Why Text Messaging Will Continue To Decline In India

While there is no specific data on India, it appears that text messaging (rather, SMS’) reported a decline in several parts of the world, reports the New York Times blog, with drops being reported in Finland, (via Forbes), Hong Kong, Australia, and slow growth in the United States. While there is no data available on India yet, our sense is that by the time we get earnings reports in the next month or so, we’ll see a year-on-year decline in SMS revenues, and the slide might continue. This should worry telecom operators, because SMS is essentially a low cost, high margin business. The changes over the last year that we think are contributing to the decline of SMS:
1. The Push For Mobile social networking: sites like Facebook and Twitter has received massive marketing support in India from almost all telecom operators trying to encourage subscribers to subscribe to data services. What’s particularly interesting is that Size Zero (no data consumption) partnerships have been inked with Facebook (with Reliance Communication, Videocon etc for 0.Facebook.com and with Airtel for Twitter, essentially using social networks as a gateway to more data consumption. With messaging moving to social networks, SMS loses out.

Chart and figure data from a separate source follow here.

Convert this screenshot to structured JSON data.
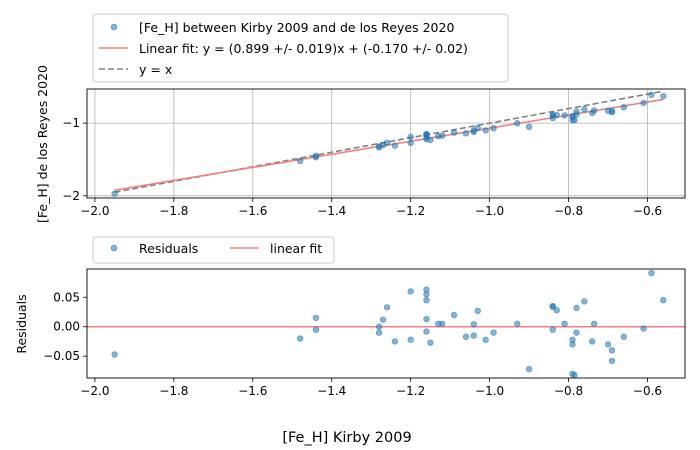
{
  "chart_data": [
    {
      "type": "scatter",
      "ylabel": "[Fe_H] de los Reyes 2020",
      "xlim": [
        -2.02,
        -0.505
      ],
      "ylim": [
        -2.03,
        -0.53
      ],
      "xticks": [
        -2.0,
        -1.8,
        -1.6,
        -1.4,
        -1.2,
        -1.0,
        -0.8,
        -0.6
      ],
      "yticks": [
        -2,
        -1
      ],
      "xtick_labels": [
        "−2.0",
        "−1.8",
        "−1.6",
        "−1.4",
        "−1.2",
        "−1.0",
        "−0.8",
        "−0.6"
      ],
      "ytick_labels": [
        "−2",
        "−1"
      ],
      "grid": true,
      "legend": "top-left, above axes",
      "fit": {
        "slope": 0.899,
        "intercept": -0.17,
        "x_range": [
          -1.95,
          -0.56
        ]
      },
      "identity_x_range": [
        -1.95,
        -0.56
      ],
      "series": [
        {
          "name": "[Fe_H] between Kirby 2009 and de los Reyes 2020",
          "kind": "points",
          "color": "#1f77b4"
        },
        {
          "name": "Linear fit: y = (0.899 +/- 0.019)x + (-0.170 +/- 0.02)",
          "kind": "line",
          "color": "#f08080"
        },
        {
          "name": "y = x",
          "kind": "dashed-line",
          "color": "#808080"
        }
      ]
    },
    {
      "type": "scatter",
      "ylabel": "Residuals",
      "xlim": [
        -2.02,
        -0.505
      ],
      "ylim": [
        -0.087,
        0.098
      ],
      "xticks": [
        -2.0,
        -1.8,
        -1.6,
        -1.4,
        -1.2,
        -1.0,
        -0.8,
        -0.6
      ],
      "yticks": [
        -0.05,
        0.0,
        0.05
      ],
      "xtick_labels": [
        "−2.0",
        "−1.8",
        "−1.6",
        "−1.4",
        "−1.2",
        "−1.0",
        "−0.8",
        "−0.6"
      ],
      "ytick_labels": [
        "−0.05",
        "0.00",
        "0.05"
      ],
      "grid": false,
      "legend": "top-left, above axes",
      "series": [
        {
          "name": "Residuals",
          "kind": "points",
          "color": "#1f77b4"
        },
        {
          "name": "linear fit",
          "kind": "hline",
          "y": 0.0,
          "color": "#f08080"
        }
      ]
    }
  ],
  "points": {
    "x": [
      -1.95,
      -1.48,
      -1.44,
      -1.44,
      -1.28,
      -1.28,
      -1.27,
      -1.26,
      -1.24,
      -1.2,
      -1.2,
      -1.16,
      -1.16,
      -1.16,
      -1.16,
      -1.16,
      -1.15,
      -1.13,
      -1.12,
      -1.09,
      -1.06,
      -1.04,
      -1.04,
      -1.03,
      -1.01,
      -0.99,
      -0.93,
      -0.9,
      -0.84,
      -0.84,
      -0.84,
      -0.83,
      -0.81,
      -0.79,
      -0.79,
      -0.79,
      -0.785,
      -0.78,
      -0.78,
      -0.76,
      -0.74,
      -0.735,
      -0.7,
      -0.69,
      -0.69,
      -0.66,
      -0.61,
      -0.59,
      -0.56
    ],
    "residuals": [
      -0.047,
      -0.02,
      0.015,
      -0.005,
      0.0,
      -0.01,
      0.012,
      0.033,
      -0.025,
      0.06,
      -0.022,
      0.063,
      0.055,
      0.045,
      0.013,
      -0.008,
      -0.027,
      0.005,
      0.005,
      0.02,
      -0.017,
      0.004,
      -0.015,
      0.027,
      -0.022,
      -0.01,
      0.005,
      -0.072,
      0.035,
      0.034,
      -0.005,
      0.028,
      0.005,
      -0.022,
      -0.03,
      -0.08,
      -0.082,
      0.032,
      -0.01,
      0.043,
      -0.025,
      0.005,
      -0.03,
      -0.04,
      -0.058,
      -0.017,
      -0.003,
      0.091,
      0.045
    ]
  },
  "figure": {
    "xlabel": "[Fe_H] Kirby 2009"
  }
}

2. The Rise of  the mobile IM: The surprise from last year was the rise of the Blackberry Messenger and little known Whatsapp, both of which allow asynchronous instant messaging on the mobile, thus replacing SMS. Blackberry promoted its BBM services in India, and Whatsapp grew organically, almost entirely through word-of-mouth.
3. Known vs Unknown Networks: The spurt in spam messages on mobile, at least for me, made SMS almost redundant, because messages received were almost always spam, and hence I checked messages much less often, and preferred other modes of messaging over SMS for communication. What data based alternatives like BBM and Whatsapp did to SMS do, is offer messaging to known networks, which are more acceptable to users, because of little or no spam. You’re receiving messages largely from your known network, and a network that you’re more likely to exchange messages with, rather than random strangers.

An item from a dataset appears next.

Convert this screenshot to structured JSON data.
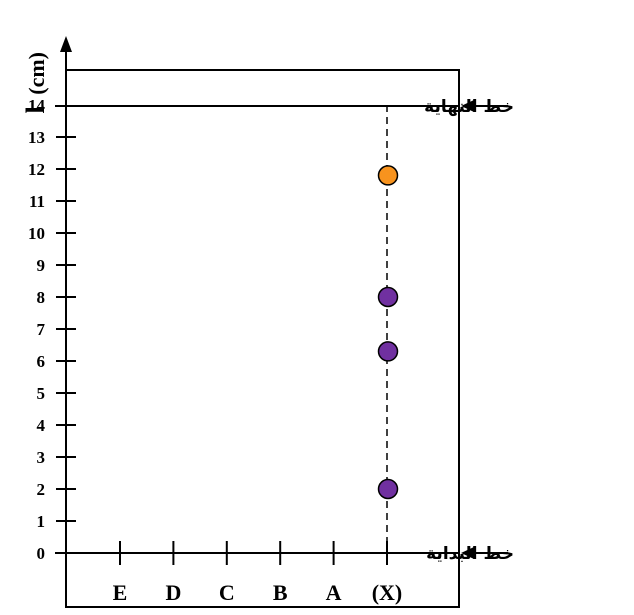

4. The 100-200 SMS limit, and restriction on data packs: The TRAI, earlier in 2011, instituted a 100 SMS per SIM limit, and forced telecom operators to shelve existing SMS packs, which allowed users thousands of text messages for a comparatively low cost, which were modified once the TRAI mandated limits. For example, a Rs 89 pack on Vodafone allowed 20,000 SMS’ a month, but was reduced to 3000 messages following the 100 SMS per day limit was imposed. The TRAI subsequently increased the limit to 200 SMS per day, but it appears that Vodafone hasn’t increased the packs limit to 6000 messages per month.

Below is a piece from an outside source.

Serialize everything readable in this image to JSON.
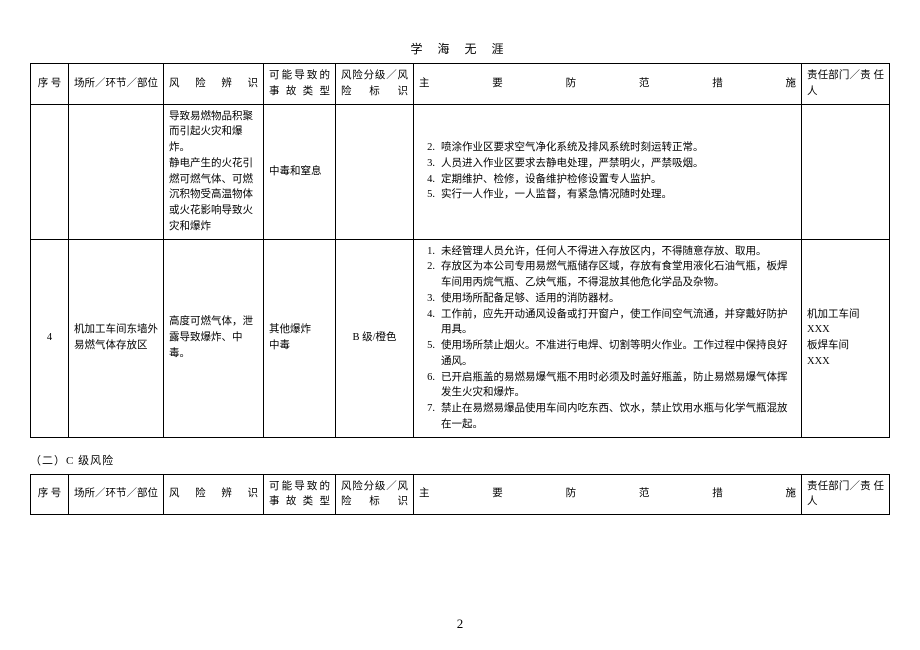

What happened during the year is that alternatives on the mobile were presented to users in the form of social networks and IM, and then government policy pushed or forced consumers to look for alternatives. This would have fueled the growth of BBM and Whatsapp and other IM alternatives, apart from messaging via social networks like Facebook and Twitter.
But does this mean that SMS will die in 2012? I don’t think so. One problem I have noticed with Whatsapp, is that there have been a few occasions when messages have been delivered very late or not at all, and not everyone is logged on to Facebook and Twitter all the time. Unless data services become more pervasive and consistent – there are many areas of poor data coverage in India, even within major cities – the immediacy and relative consistency of SMS will save it. But not without a decline.